On Thursday, June 12 from 18:02 UTC to 19:56 UTC AuthKit, Dashboard, Admin Portal, SSO, and their APIs were unavailable for some customers. The outage lasted 1 hour and 56 minutes.
Customers can opt to serve WorkOS products from custom domains to maintain a consistent user experience. The custom domain routing infrastructure relies, in part, upon Cloudflare KV. This service was at the center of a widespread outage at Cloudflare.
We identified the issue and deployed a mitigation as the upstream outage continued. We recognize that an outage this severe is unacceptable and we strive for full resilience in the face of inevitable outages in dependent services.
WorkOS offers the use of custom domains for a number of its products: AuthKit, SSO, Admin Portal, and its APIs.
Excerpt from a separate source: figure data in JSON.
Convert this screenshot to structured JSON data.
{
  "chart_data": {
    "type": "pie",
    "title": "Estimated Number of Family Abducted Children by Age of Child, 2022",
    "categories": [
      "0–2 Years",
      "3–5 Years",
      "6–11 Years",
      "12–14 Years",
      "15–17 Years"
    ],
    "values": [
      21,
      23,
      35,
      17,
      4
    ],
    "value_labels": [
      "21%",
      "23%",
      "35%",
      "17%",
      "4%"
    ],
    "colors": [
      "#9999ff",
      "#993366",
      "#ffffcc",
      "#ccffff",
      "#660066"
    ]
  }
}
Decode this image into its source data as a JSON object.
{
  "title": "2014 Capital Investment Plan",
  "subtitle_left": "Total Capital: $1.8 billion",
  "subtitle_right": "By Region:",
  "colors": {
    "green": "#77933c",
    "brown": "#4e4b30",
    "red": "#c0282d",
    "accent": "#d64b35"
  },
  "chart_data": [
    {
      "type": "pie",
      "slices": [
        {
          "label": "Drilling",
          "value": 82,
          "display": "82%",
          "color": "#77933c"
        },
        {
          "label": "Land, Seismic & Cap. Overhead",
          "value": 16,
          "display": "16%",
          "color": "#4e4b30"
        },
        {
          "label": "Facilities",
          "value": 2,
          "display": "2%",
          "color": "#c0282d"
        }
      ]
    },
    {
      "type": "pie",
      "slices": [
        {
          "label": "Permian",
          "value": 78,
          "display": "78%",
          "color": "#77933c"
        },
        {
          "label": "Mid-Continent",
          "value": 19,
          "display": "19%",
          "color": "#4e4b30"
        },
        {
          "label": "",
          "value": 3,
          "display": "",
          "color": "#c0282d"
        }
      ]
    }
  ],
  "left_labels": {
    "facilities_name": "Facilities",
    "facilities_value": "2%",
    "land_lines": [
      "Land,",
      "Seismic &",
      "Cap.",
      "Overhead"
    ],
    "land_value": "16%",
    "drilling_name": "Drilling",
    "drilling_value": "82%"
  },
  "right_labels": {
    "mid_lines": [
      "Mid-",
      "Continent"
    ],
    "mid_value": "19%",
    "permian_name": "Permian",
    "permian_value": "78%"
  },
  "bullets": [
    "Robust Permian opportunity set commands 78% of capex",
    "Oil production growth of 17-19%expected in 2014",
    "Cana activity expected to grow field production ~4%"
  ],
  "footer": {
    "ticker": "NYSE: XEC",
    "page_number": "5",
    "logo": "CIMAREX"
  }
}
Cloudflare Workers are used to perform routing logic for these custom domains. For a subset of these custom domains, we persist a lookup table from custom domain to customer in Cloudflare KV.
Due to the June 12 Cloudflare outage, these lookups failed. Because the Cloudflare dashboard was also impacted, we did not have immediate visibility into the exact cause of failures in Cloudflare’s platform. It wasn’t until Cloudflare posted details on affected services that we were able to identify the failing dependency and develop mitigations.
Cloudflare Workers and Cloudflare KV are in the critical path for our services. We are developing redundancies for outages of these dependencies.